It's not really misleading. It was simply 'if the calendar were to be removed from the core distribution, how much effort is required'. The answer is... about a day's worth of effort if you know the code base, and the source of this post was to highlight the fact that it is doable and provides some insight on where to start to do so, because it's already been done.
Its a pity that there was so much squabbling over the future of SMF. Isn't there a democratic way of getting end users needs and developers ideas voted on.
Without wanting to get political, my view is that democracy in software development doesn't work because you have more people involved in the decision making process than the people who actually have to make the decision happen, and that the best approach is for benevolent dictators to ask for feedback, then go away and implement it, much as XenForo is doing in terms of how they approach development.
I would be very biased if I were to dwell on the squabbling, as one of those directly involved. There was a time when I nearly ended up on the dev team, but in hindsight, I'm very glad that didn't happen.
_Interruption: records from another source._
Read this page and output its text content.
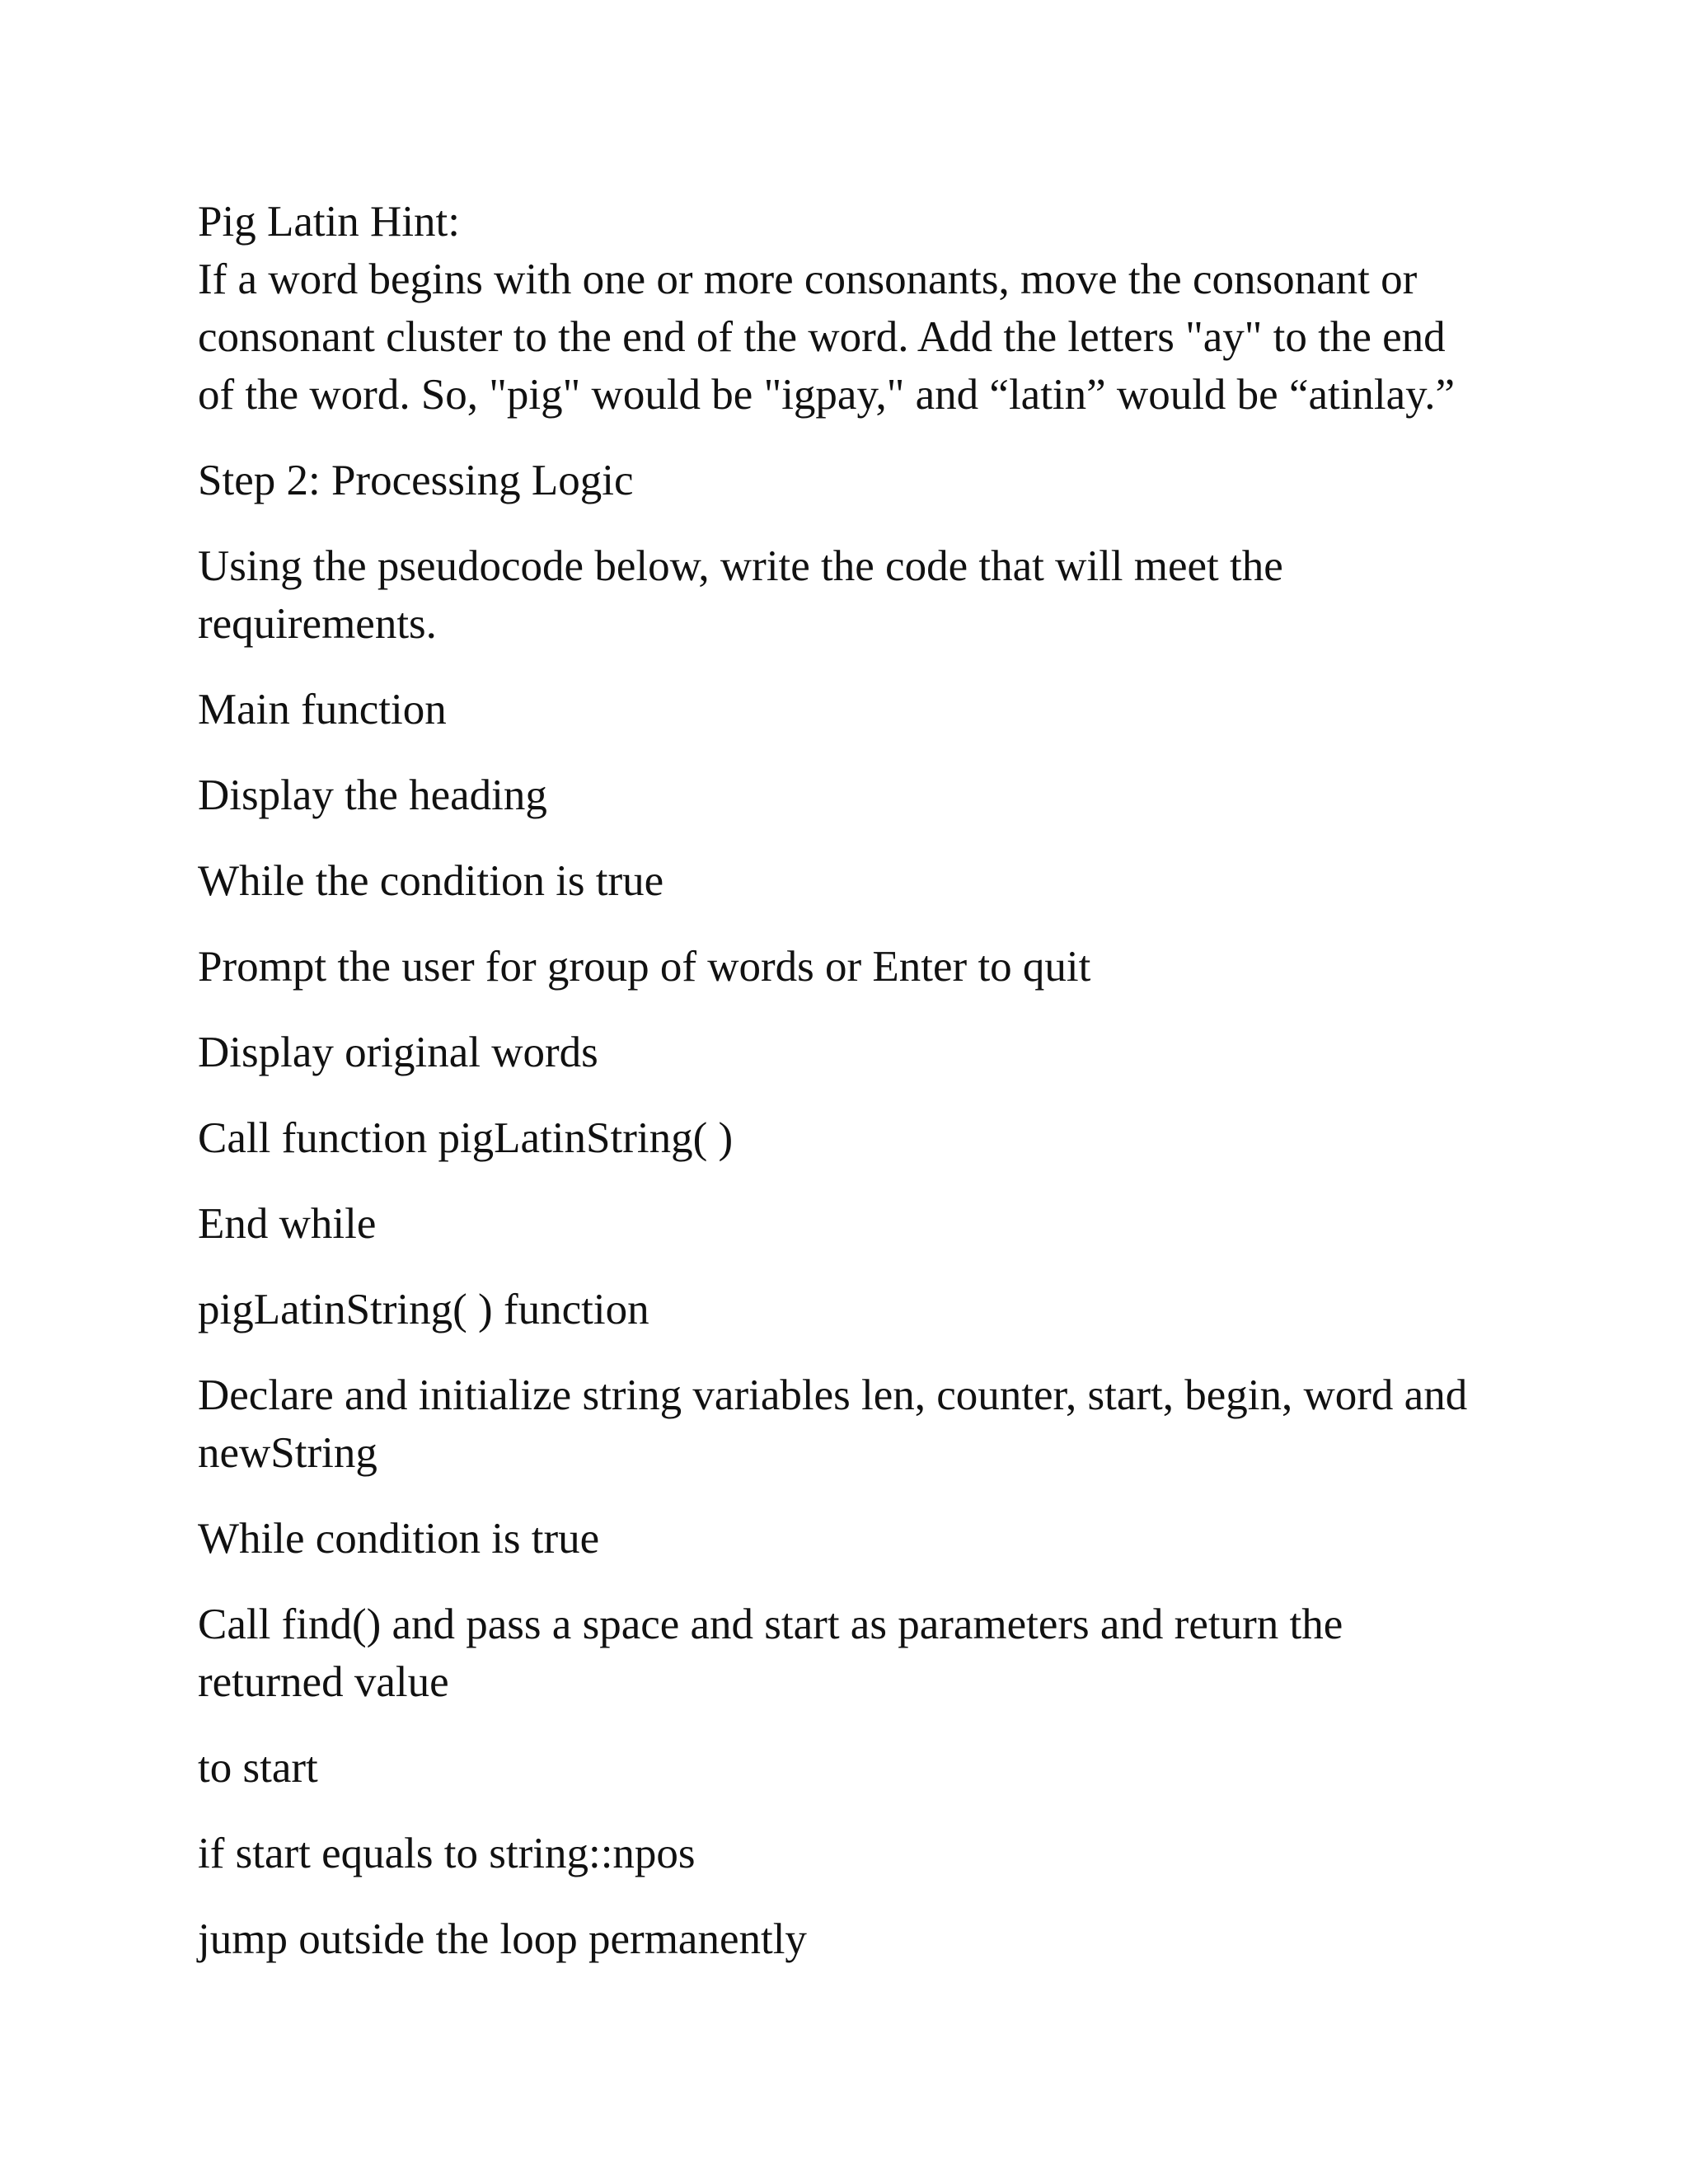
Pig Latin Hint:
If a word begins with one or more consonants, move the consonant or
consonant cluster to the end of the word. Add the letters "ay" to the end
of the word. So, "pig" would be "igpay," and “latin” would be “atinlay.”
Step 2: Processing Logic
Using the pseudocode below, write the code that will meet the
requirements.
Main function
Display the heading
While the condition is true
Prompt the user for group of words or Enter to quit
Display original words
Call function pigLatinString( )
End while
pigLatinString( ) function
Declare and initialize string variables len, counter, start, begin, word and
newString
While condition is true
Call find() and pass a space and start as parameters and return the
returned value
to start
if start equals to string::npos
jump outside the loop permanently
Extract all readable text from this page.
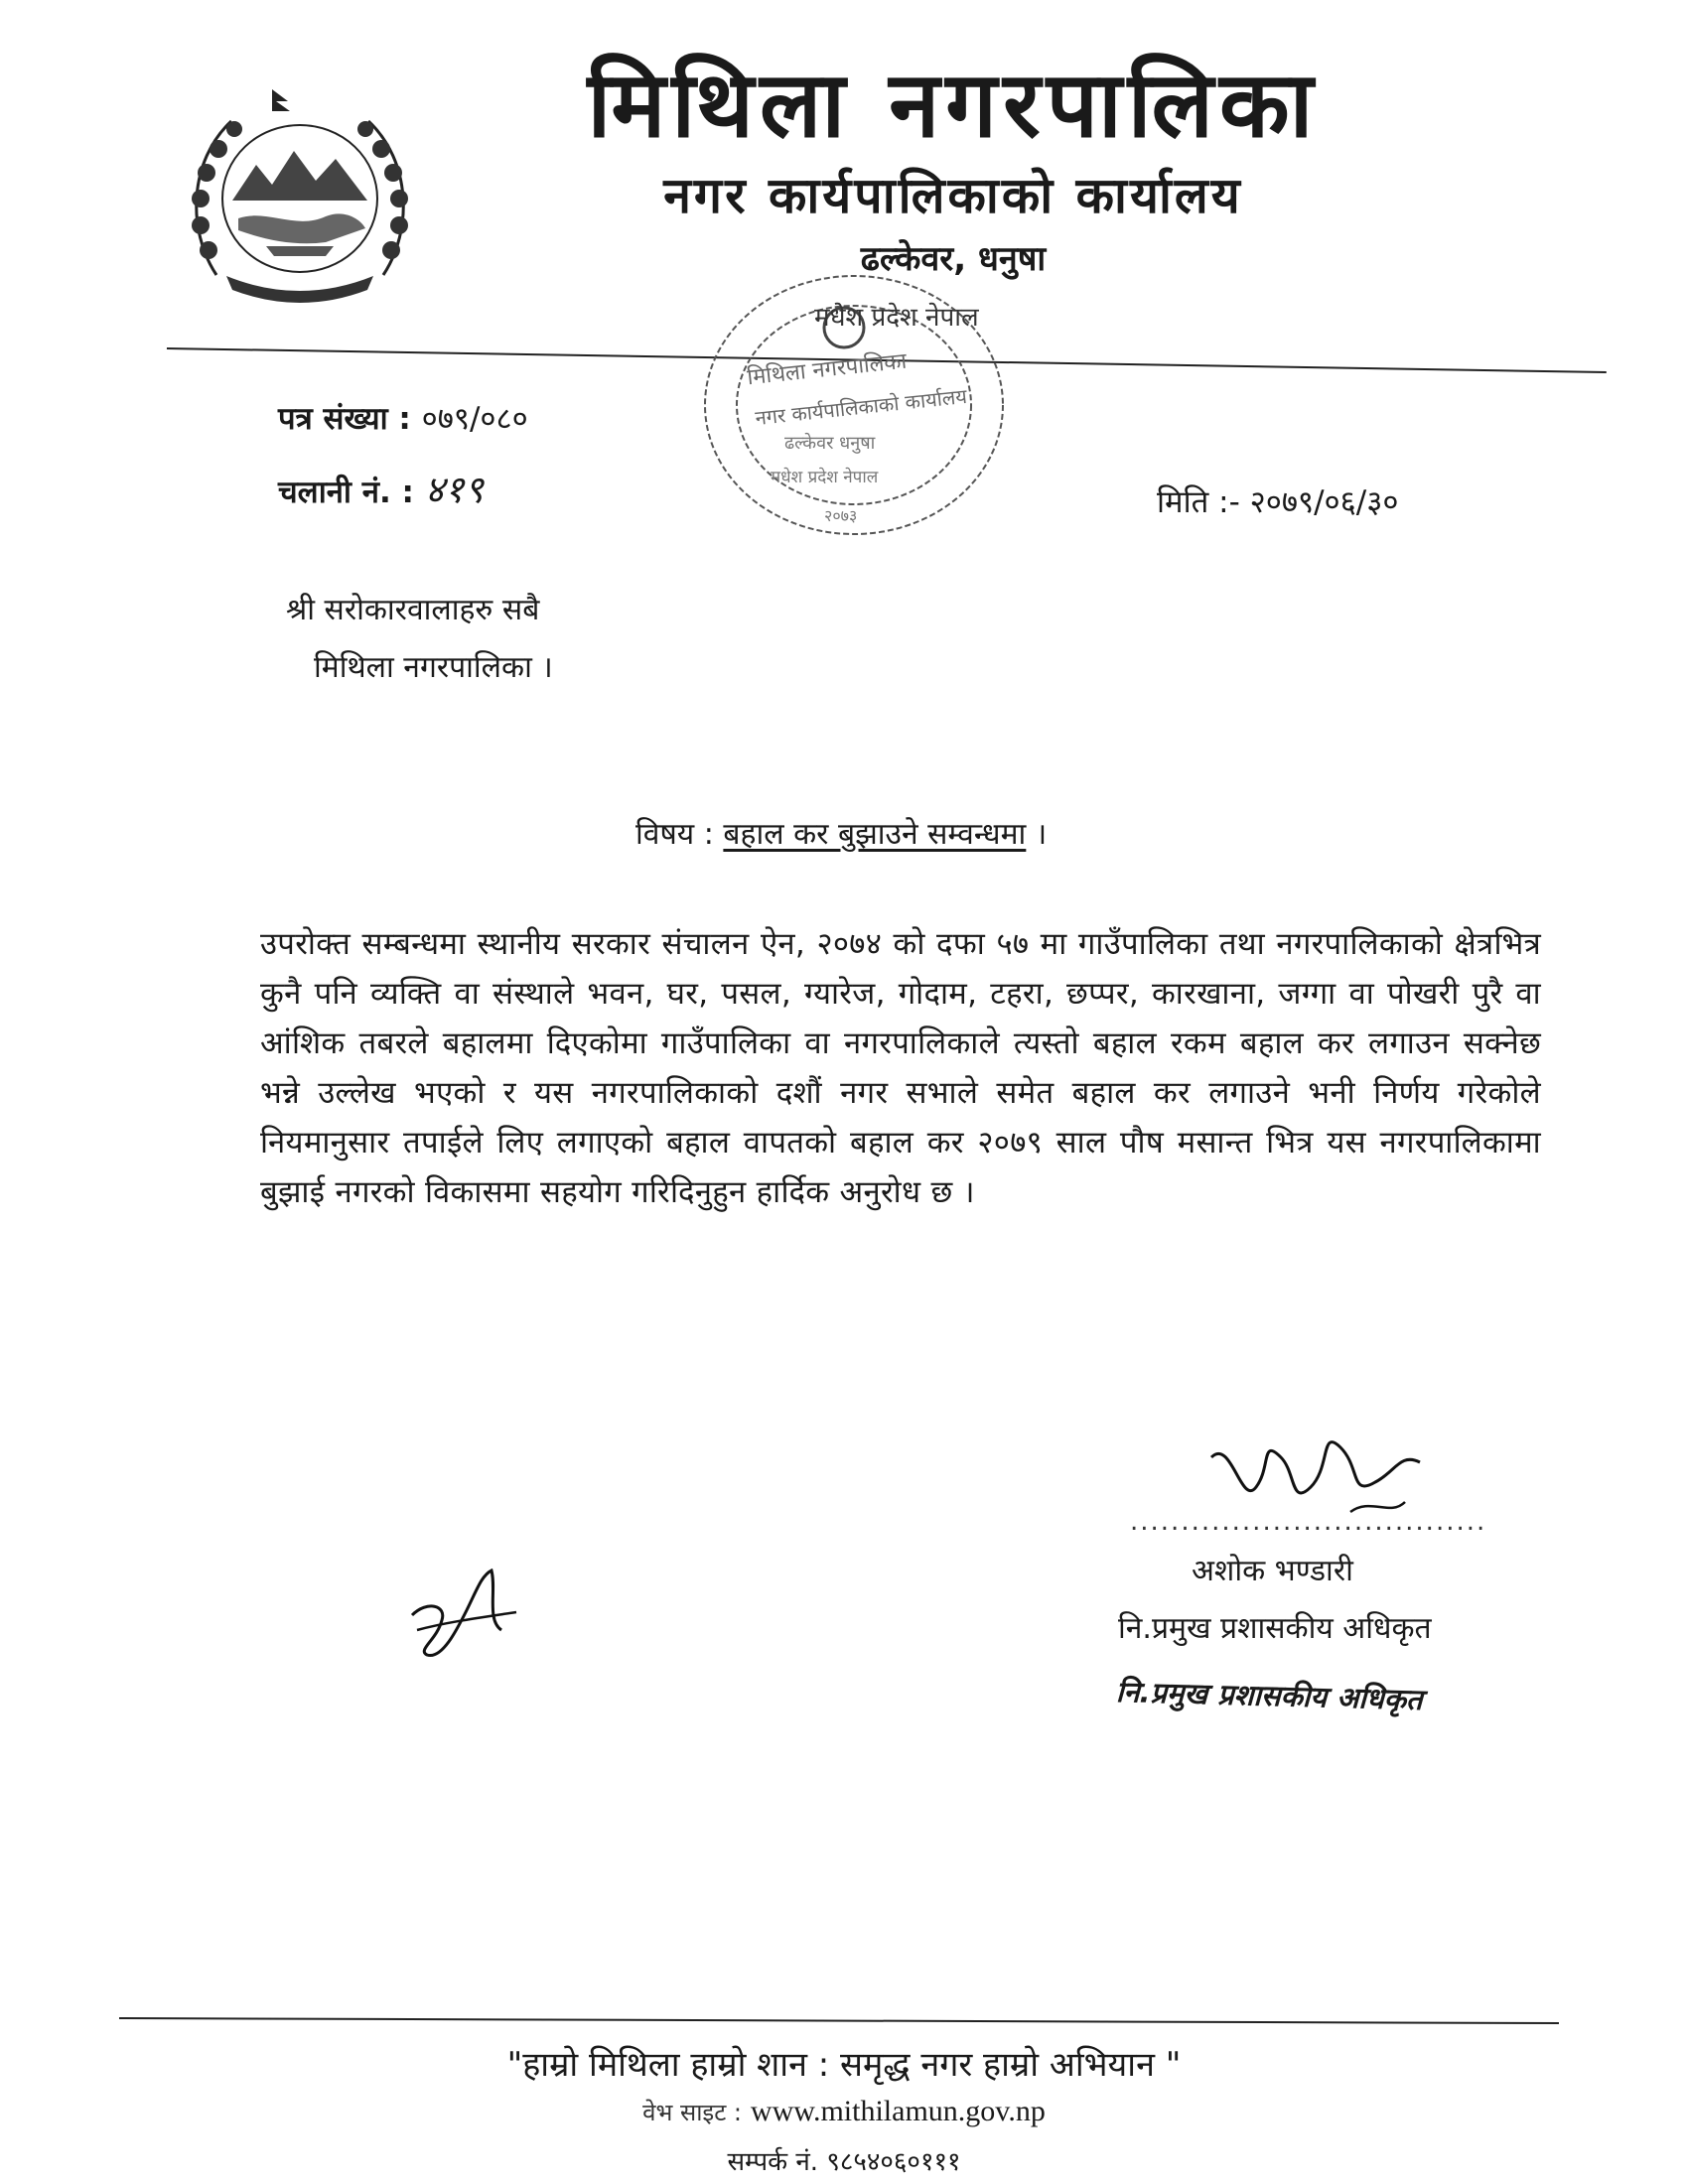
मिथिला नगरपालिका
नगर कार्यपालिकाको कार्यालय
ढल्केवर, धनुषा
मधेश प्रदेश नेपाल
मिथिला नगरपालिका
नगर कार्यपालिकाको कार्यालय
ढल्केवर धनुषा
मधेश प्रदेश नेपाल
२०७३
पत्र संख्या : ०७९/०८०
चलानी नं. : ४१९	मिति :- २०७९/०६/३०
श्री सरोकारवालाहरु सबै
मिथिला नगरपालिका ।
विषय : बहाल कर बुझाउने सम्वन्धमा ।
उपरोक्त सम्बन्धमा स्थानीय सरकार संचालन ऐन, २०७४ को दफा ५७ मा गाउँपालिका तथा नगरपालिकाको क्षेत्रभित्र कुनै पनि व्यक्ति वा संस्थाले भवन, घर, पसल, ग्यारेज, गोदाम, टहरा, छप्पर, कारखाना, जग्गा वा पोखरी पुरै वा आंशिक तबरले बहालमा दिएकोमा गाउँपालिका वा नगरपालिकाले त्यस्तो बहाल रकम बहाल कर लगाउन सक्नेछ भन्ने उल्लेख भएको र यस नगरपालिकाको दशौं नगर सभाले समेत बहाल कर लगाउने भनी निर्णय गरेकोले नियमानुसार तपाईले लिए लगाएको बहाल वापतको बहाल कर २०७९ साल पौष मसान्त भित्र यस नगरपालिकामा बुझाई नगरको विकासमा सहयोग गरिदिनुहुन हार्दिक अनुरोध छ ।
...................................
अशोक भण्डारी
नि.प्रमुख प्रशासकीय अधिकृत
नि.प्रमुख प्रशासकीय अधिकृत
"हाम्रो मिथिला हाम्रो शान : समृद्ध नगर हाम्रो अभियान "
वेभ साइट : www.mithilamun.gov.np
सम्पर्क नं. ९८५४०६०१११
At least it goes through a process that way so might not attract as much strong feeling when things dont go their way.
That's the problem with democracy, you get so many more voices that you can't hear when something important is being said, and it has a habit of sucking all the productivity out of things.
Developers decide on the best/top improvements that end users voted for. Maybe even a dedicated developers set of ideas.
At the moment it seems like the unhappy ones (forks) have divided and conquered themselves. The mods community anyway looked more active say 4 years ago.
There's a reason why there's only two properly active forks at this time when at one point there were about 8.